Artenschützer kritisieren, dass die Politik zu wenig für die Knorpelfische tut. In der Europäischen Union (EU) ist zwar das Finning seit sieben Jahren verboten, das heißt, es dürfen nicht mehr Haiflossen als dazugehörige Tiere auf Fischereibooten der Mitgliedstaaten zu finden sein. Aber die Kontrolle an Bord sei zu grobmaschig, bemängelt Lutter.

Auch die Fangmengen der einzelnen Arten werden jährlich von den EU-Fischereiministern festgesetzt; für den Dorn- und den Heringshai sollen sie im kommenden Jahr auf null gesetzt werden.

Zusätzlich soll ein im Februar verabschiedeter EU-Hai-Aktionsplan langfristig die Überfischung einschränken und Schutzgebiete für Haie sichern. "Es tut sich etwas, aber zu wenig. Haie sind noch immer akut bedroht", sagt Lutter.

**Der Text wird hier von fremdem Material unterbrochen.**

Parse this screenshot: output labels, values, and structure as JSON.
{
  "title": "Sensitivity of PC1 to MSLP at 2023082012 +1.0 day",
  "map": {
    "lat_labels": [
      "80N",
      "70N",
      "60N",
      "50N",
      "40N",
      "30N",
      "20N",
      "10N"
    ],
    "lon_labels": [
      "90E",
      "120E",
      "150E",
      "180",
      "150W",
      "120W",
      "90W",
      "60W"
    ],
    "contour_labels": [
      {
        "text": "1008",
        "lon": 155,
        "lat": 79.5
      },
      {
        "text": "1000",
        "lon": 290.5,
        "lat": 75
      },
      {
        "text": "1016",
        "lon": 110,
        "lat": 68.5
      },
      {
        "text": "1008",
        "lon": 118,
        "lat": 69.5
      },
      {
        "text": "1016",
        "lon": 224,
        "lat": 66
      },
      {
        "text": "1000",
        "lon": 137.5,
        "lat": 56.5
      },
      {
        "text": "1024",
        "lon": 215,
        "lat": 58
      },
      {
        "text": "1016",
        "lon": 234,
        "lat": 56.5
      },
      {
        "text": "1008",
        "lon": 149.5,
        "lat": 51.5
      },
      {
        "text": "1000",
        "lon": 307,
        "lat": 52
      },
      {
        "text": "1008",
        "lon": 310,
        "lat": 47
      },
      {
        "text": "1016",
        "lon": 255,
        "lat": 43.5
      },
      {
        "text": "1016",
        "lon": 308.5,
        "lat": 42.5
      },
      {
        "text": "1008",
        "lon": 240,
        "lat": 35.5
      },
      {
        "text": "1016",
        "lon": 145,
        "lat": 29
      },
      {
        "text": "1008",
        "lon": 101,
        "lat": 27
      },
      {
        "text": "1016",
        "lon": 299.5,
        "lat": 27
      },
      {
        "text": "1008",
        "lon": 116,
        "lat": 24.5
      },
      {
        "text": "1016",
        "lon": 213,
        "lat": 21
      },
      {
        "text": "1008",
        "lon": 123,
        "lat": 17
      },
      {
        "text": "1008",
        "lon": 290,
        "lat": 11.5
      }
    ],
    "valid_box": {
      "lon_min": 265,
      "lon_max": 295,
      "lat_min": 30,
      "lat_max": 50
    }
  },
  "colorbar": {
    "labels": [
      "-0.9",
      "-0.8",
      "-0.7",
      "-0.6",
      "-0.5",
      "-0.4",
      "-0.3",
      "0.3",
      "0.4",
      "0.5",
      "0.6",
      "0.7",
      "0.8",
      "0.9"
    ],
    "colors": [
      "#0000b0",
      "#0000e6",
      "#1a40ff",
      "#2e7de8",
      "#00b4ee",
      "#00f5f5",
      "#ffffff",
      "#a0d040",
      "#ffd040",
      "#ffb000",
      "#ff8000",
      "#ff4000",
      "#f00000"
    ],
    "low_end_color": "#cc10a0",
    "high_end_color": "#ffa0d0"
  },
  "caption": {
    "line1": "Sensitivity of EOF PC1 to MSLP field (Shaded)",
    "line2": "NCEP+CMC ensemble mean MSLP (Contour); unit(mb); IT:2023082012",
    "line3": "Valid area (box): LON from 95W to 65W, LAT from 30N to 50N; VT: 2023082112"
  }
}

Weltweit gestaltet sich der Schutz ähnlich schwierig. Beim Washingtoner Artenschutzabkommen (Cites), dem sich mittlerweile 175 Staaten angeschlossen haben, sind seltene Pflanzen- und Tierarten geschützt, indem der grenzüberschreitende Handel mit ihnen oder ihren Produkten verboten oder eingeschränkt wird. Nur drei Haiarten sind bisher dort vertreten.

Stephanie von Meibom von Traffic Europe, dem gemeinsamen Artenschutzprogramm des WWF und IUCN, fordert, dass zumindest auch Dornhaie bei Cites gelistet werden: "Der Konsum von Schillerlocken ist in Deutschland und Europa sehr hoch. Was in Europa gefangen wird, wird auch hier verkauft. Zusätzlich wird noch Ware importiert. Viele Konsumenten wissen nicht, dass Schillerlocken aus Haien gewonnen werden. Daher ist die Aufklärung wichtig."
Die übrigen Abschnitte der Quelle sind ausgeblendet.